TEMPO.CO, Jakarta - Indonesia Corruption Watch (ICW) menyarankan Kementerian Dalam Negeri untuk mereformasi partai politik daripada mengubah format pemilihan kepala daerah (Pilkada). "Pembenahan partai menjadi prasyarat utama sebelum mengubah model Pilkada," kata peneliti ICW Kurnia Ramadhana di Jakarta, Selasa, 19 November 2019. Tanpa pembenahan partai, tidak akan pernah menyelesaikan persoalan politik yang berbiaya mahal itu.
Pilkada berbiaya mahal bukan hanya disebabkan politik uang terhadap pemilih saja. Tetapi persoalan lain, yaitu jual-beli pencalonan atau mahar politik, yang menjadi salah satu masalah utama.

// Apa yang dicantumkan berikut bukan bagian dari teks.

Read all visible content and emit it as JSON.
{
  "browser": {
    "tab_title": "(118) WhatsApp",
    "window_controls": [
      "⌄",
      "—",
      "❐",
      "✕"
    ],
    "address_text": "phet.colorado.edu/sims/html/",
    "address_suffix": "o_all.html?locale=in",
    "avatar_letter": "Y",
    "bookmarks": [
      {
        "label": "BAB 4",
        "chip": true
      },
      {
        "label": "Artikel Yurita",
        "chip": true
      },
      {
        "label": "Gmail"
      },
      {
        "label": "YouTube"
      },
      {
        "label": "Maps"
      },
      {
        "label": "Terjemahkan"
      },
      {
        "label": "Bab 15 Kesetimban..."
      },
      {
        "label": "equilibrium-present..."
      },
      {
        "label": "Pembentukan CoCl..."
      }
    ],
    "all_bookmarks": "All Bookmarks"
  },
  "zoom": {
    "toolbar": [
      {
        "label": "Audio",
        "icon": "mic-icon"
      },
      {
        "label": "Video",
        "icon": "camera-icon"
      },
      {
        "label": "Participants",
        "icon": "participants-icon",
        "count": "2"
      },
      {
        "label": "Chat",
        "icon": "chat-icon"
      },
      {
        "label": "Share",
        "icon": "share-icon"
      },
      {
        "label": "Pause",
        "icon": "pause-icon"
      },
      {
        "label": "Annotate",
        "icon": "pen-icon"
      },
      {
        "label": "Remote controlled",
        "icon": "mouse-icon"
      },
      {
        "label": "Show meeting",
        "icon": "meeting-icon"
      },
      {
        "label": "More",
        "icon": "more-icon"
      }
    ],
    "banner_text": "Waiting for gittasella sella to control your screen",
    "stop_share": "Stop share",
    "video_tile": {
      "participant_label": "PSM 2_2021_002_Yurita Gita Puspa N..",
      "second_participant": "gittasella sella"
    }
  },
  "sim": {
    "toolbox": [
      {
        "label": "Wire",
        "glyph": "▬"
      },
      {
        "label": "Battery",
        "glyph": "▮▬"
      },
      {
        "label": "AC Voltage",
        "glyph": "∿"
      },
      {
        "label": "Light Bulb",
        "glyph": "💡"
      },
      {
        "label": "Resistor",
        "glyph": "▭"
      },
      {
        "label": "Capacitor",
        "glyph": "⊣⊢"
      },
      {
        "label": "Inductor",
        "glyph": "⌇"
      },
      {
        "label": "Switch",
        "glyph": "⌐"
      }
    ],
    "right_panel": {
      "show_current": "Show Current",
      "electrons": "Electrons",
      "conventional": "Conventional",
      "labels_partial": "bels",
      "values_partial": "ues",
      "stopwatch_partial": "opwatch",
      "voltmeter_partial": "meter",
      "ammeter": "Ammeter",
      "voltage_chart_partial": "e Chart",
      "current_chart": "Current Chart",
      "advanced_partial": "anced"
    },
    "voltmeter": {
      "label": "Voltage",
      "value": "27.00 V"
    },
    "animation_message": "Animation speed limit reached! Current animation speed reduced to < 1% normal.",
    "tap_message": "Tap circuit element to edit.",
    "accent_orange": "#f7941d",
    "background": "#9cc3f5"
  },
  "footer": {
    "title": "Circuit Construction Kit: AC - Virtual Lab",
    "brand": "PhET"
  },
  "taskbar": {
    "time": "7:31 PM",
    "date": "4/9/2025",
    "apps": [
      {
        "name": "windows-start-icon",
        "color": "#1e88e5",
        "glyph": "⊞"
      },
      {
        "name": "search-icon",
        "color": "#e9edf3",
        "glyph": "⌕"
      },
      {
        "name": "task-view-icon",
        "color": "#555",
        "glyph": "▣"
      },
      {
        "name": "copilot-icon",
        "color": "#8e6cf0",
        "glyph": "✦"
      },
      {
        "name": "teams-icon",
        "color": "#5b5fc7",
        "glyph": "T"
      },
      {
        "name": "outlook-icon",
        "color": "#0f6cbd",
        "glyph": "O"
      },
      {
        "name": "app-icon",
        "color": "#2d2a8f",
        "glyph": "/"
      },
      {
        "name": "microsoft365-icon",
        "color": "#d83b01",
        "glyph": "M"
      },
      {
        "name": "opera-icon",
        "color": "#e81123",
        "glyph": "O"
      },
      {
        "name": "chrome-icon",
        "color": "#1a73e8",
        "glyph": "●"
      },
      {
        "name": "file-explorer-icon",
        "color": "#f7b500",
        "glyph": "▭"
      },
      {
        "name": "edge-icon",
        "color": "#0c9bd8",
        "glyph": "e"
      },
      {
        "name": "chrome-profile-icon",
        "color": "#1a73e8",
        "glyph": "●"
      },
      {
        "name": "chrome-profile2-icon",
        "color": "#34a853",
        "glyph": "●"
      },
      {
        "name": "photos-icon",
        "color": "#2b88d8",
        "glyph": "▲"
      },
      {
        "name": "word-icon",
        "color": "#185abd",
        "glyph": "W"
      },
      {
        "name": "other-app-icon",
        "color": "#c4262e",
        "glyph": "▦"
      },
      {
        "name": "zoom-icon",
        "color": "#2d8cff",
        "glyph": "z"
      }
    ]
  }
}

Sebenarnya, ujar Kurnia, inisiatif pembenahan partai secara kolektif, kata dia, sudah sering didorong oleh KPK dan masyarakat sipil. "Namun sejauh ini, belum ada respon konkret dari pemerintah untuk menindaklanjuti berbagai konsep pembenahan partai agar menjadi demokratis, modern, dan akuntabel."
Menteri Dalam Negeri Tito Karnavian mengatakan sedang mengkaji opsi-opsi sebagai solusi atas evaluasi pemilihan kepala daerah atau Pilkada langsung. Opsi-opsi yang disebut Tito antara lain; tetap menjalankan Pilkada langsung dengan meminimalisir efek negatifnya, Pilkada kembali ke DPRD, atau Pilkada asimetris.

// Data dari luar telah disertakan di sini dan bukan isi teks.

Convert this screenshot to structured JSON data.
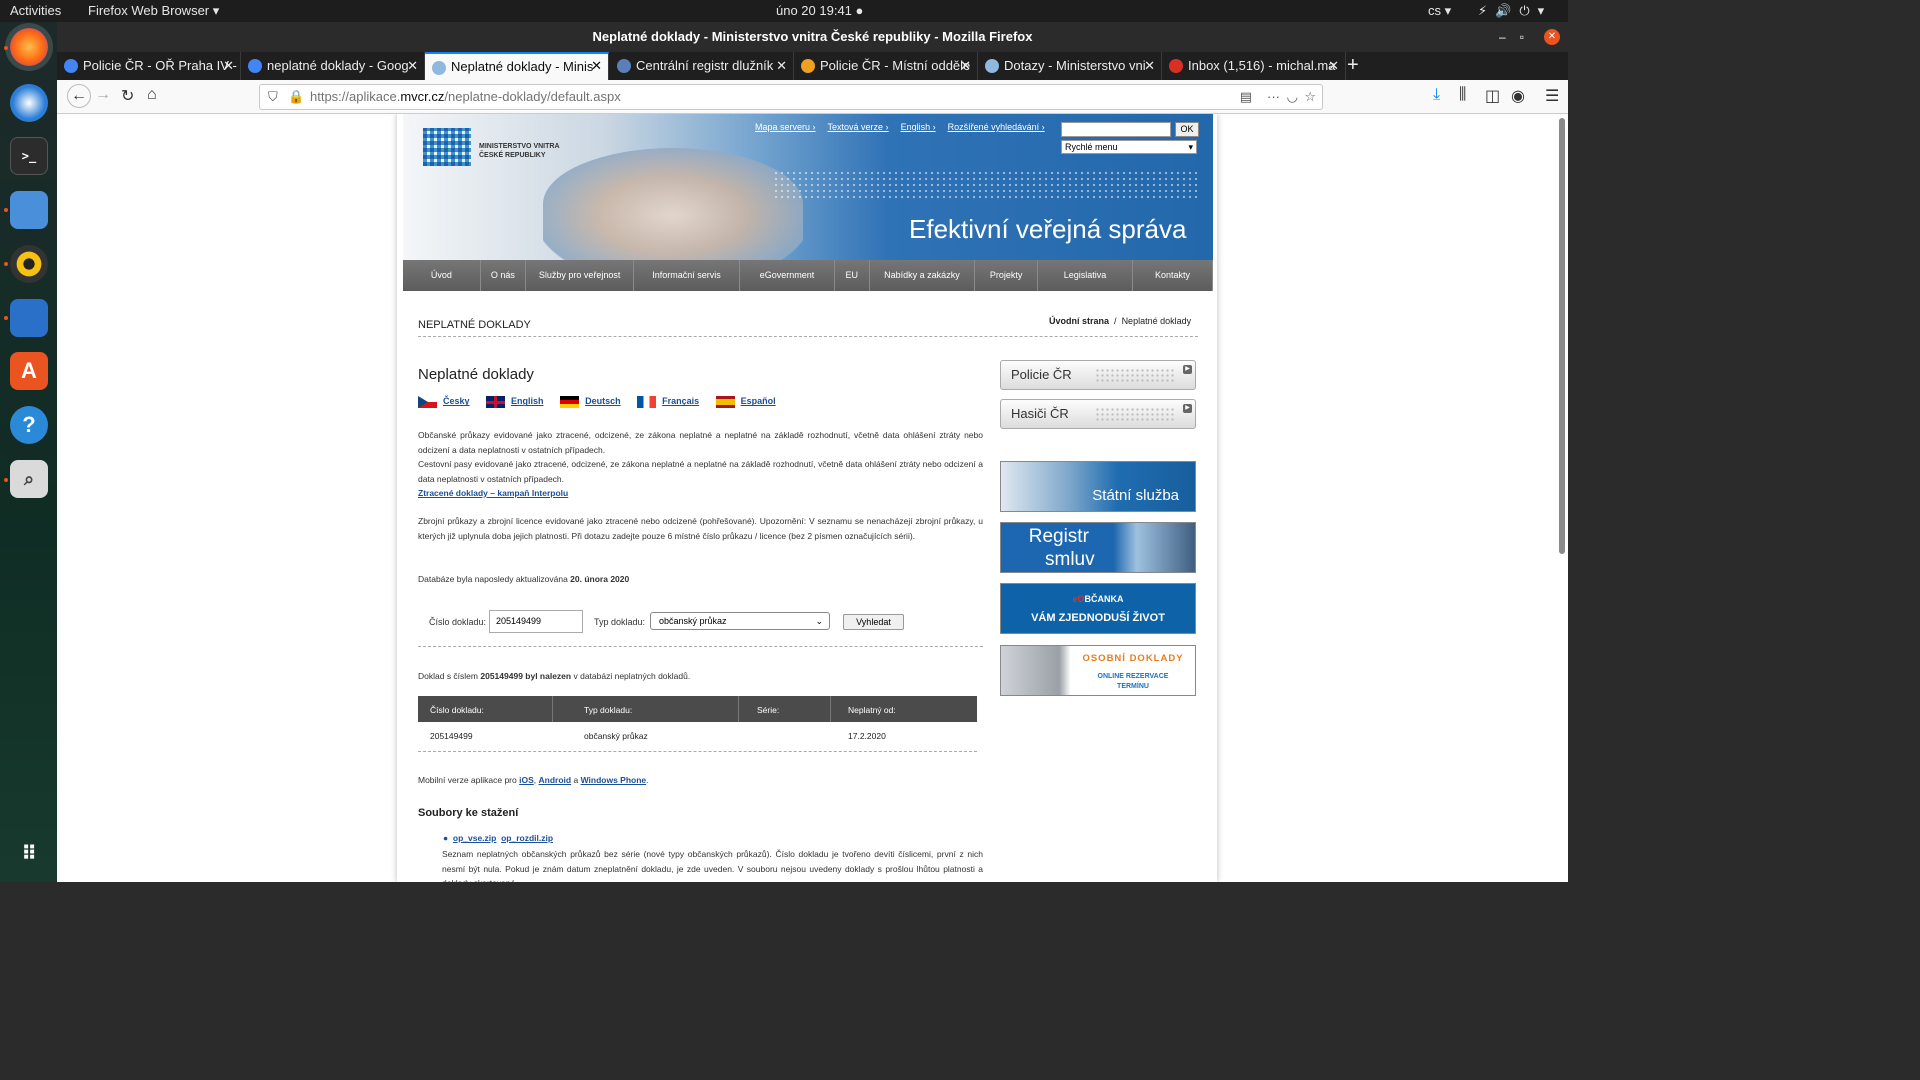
{
  "topbar": {
    "activities": "Activities",
    "app": "Firefox Web Browser ▾",
    "clock": "úno 20  19:41 ●",
    "lang": "cs ▾",
    "sys": "⚡🔊⏻▾"
  },
  "window": {
    "title": "Neplatné doklady - Ministerstvo vnitra České republiky - Mozilla Firefox"
  },
  "tabs": [
    {
      "label": "Policie ČR - OŘ Praha IV -",
      "color": "#4285f4"
    },
    {
      "label": "neplatné doklady - Goog",
      "color": "#4285f4"
    },
    {
      "label": "Neplatné doklady - Minis",
      "color": "#8fb8de"
    },
    {
      "label": "Centrální registr dlužník",
      "color": "#5b7fb8"
    },
    {
      "label": "Policie ČR - Místní odděle",
      "color": "#f0a020"
    },
    {
      "label": "Dotazy - Ministerstvo vni",
      "color": "#8fb8de"
    },
    {
      "label": "Inbox (1,516) - michal.ma",
      "color": "#d93025"
    }
  ],
  "url": {
    "prefix": "https://aplikace.",
    "domain": "mvcr.cz",
    "path": "/neplatne-doklady/default.aspx"
  },
  "site": {
    "logo_line1": "MINISTERSTVO VNITRA",
    "logo_line2": "ČESKÉ REPUBLIKY",
    "toplinks": [
      "Mapa serveru ›",
      "Textová verze ›",
      "English ›",
      "Rozšířené vyhledávání ›"
    ],
    "search_ok": "OK",
    "quick_menu": "Rychlé menu",
    "slogan": "Efektivní veřejná správa",
    "nav": [
      "Úvod",
      "O nás",
      "Služby pro veřejnost",
      "Informační servis",
      "eGovernment",
      "EU",
      "Nabídky a zakázky",
      "Projekty",
      "Legislativa",
      "Kontakty"
    ]
  },
  "page": {
    "section": "NEPLATNÉ DOKLADY",
    "crumb_home": "Úvodní strana",
    "crumb_sep": "/",
    "crumb_current": "Neplatné doklady",
    "heading": "Neplatné doklady",
    "langs": [
      "Česky",
      "English",
      "Deutsch",
      "Français",
      "Español"
    ],
    "p1": "Občanské průkazy evidované jako ztracené, odcizené, ze zákona neplatné a neplatné na základě rozhodnutí, včetně data ohlášení ztráty nebo odcizení a data neplatnosti v ostatních případech.",
    "p2": "Cestovní pasy evidované jako ztracené, odcizené, ze zákona neplatné a neplatné na základě rozhodnutí, včetně data ohlášení ztráty nebo odcizení a data neplatnosti v ostatních případech.",
    "interpol": "Ztracené doklady – kampaň Interpolu",
    "p3": "Zbrojní průkazy a zbrojní licence evidované jako ztracené nebo odcizené (pohřešované). Upozornění: V seznamu se nenacházejí zbrojní průkazy, u kterých již uplynula doba jejich platnosti. Při dotazu zadejte pouze 6 místné číslo průkazu / licence (bez 2 písmen označujících sérii).",
    "db_updated_label": "Databáze byla naposledy aktualizována",
    "db_updated_date": "20. února 2020",
    "form": {
      "num_label": "Číslo dokladu:",
      "num_value": "205149499",
      "type_label": "Typ dokladu:",
      "type_value": "občanský průkaz",
      "search_btn": "Vyhledat"
    },
    "found_prefix": "Doklad s číslem",
    "found_num": "205149499 byl nalezen",
    "found_suffix": "v databázi neplatných dokladů.",
    "table": {
      "headers": [
        "Číslo dokladu:",
        "Typ dokladu:",
        "Série:",
        "Neplatný od:"
      ],
      "row": [
        "205149499",
        "občanský průkaz",
        "",
        "17.2.2020"
      ]
    },
    "mobile_prefix": "Mobilní verze aplikace pro",
    "mobile_ios": "iOS",
    "mobile_android": "Android",
    "mobile_and": "a",
    "mobile_wp": "Windows Phone",
    "downloads_title": "Soubory ke stažení",
    "file1": "op_vse.zip",
    "file2": "op_rozdil.zip",
    "files_desc": "Seznam neplatných občanských průkazů bez série (nové typy občanských průkazů). Číslo dokladu je tvořeno devíti číslicemi, první z nich nesmí být nula. Pokud je znám datum zneplatnění dokladu, je zde uveden. V souboru nejsou uvedeny doklady s prošlou lhůtou platnosti a doklady skartované."
  },
  "side": {
    "police": "Policie ČR",
    "firefighters": "Hasiči ČR",
    "statni": "Státní služba",
    "registr1": "Registr",
    "registr2": "smluv",
    "eob_prefix": "eO",
    "eob_rest": "BČANKA",
    "eob_sub": "VÁM ZJEDNODUŠÍ ŽIVOT",
    "osobni1": "OSOBNÍ DOKLADY",
    "osobni2": "ONLINE REZERVACE",
    "osobni3": "TERMÍNU"
  }
}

"Saya tidak mengatakan mana yang paling baik, tapi kami akan melakukan kajian akademik," ujar Tito dalam rapat bersama Komite I DPD di Kompleks DPR RI, Jakarta, Senin, 18 November 2019.
Kurnia mengakui evaluasi Pilkada merupakan langkah penting untuk memetakan persoalan penyelenggaraan demokrasi lokal agar menjadi lebih berkualitas dari sisi penyelenggara, peserta, hingga pemilih. "Namun wacana pilkada tidak langsung merupakan kesimpulan prematur," ujarnya.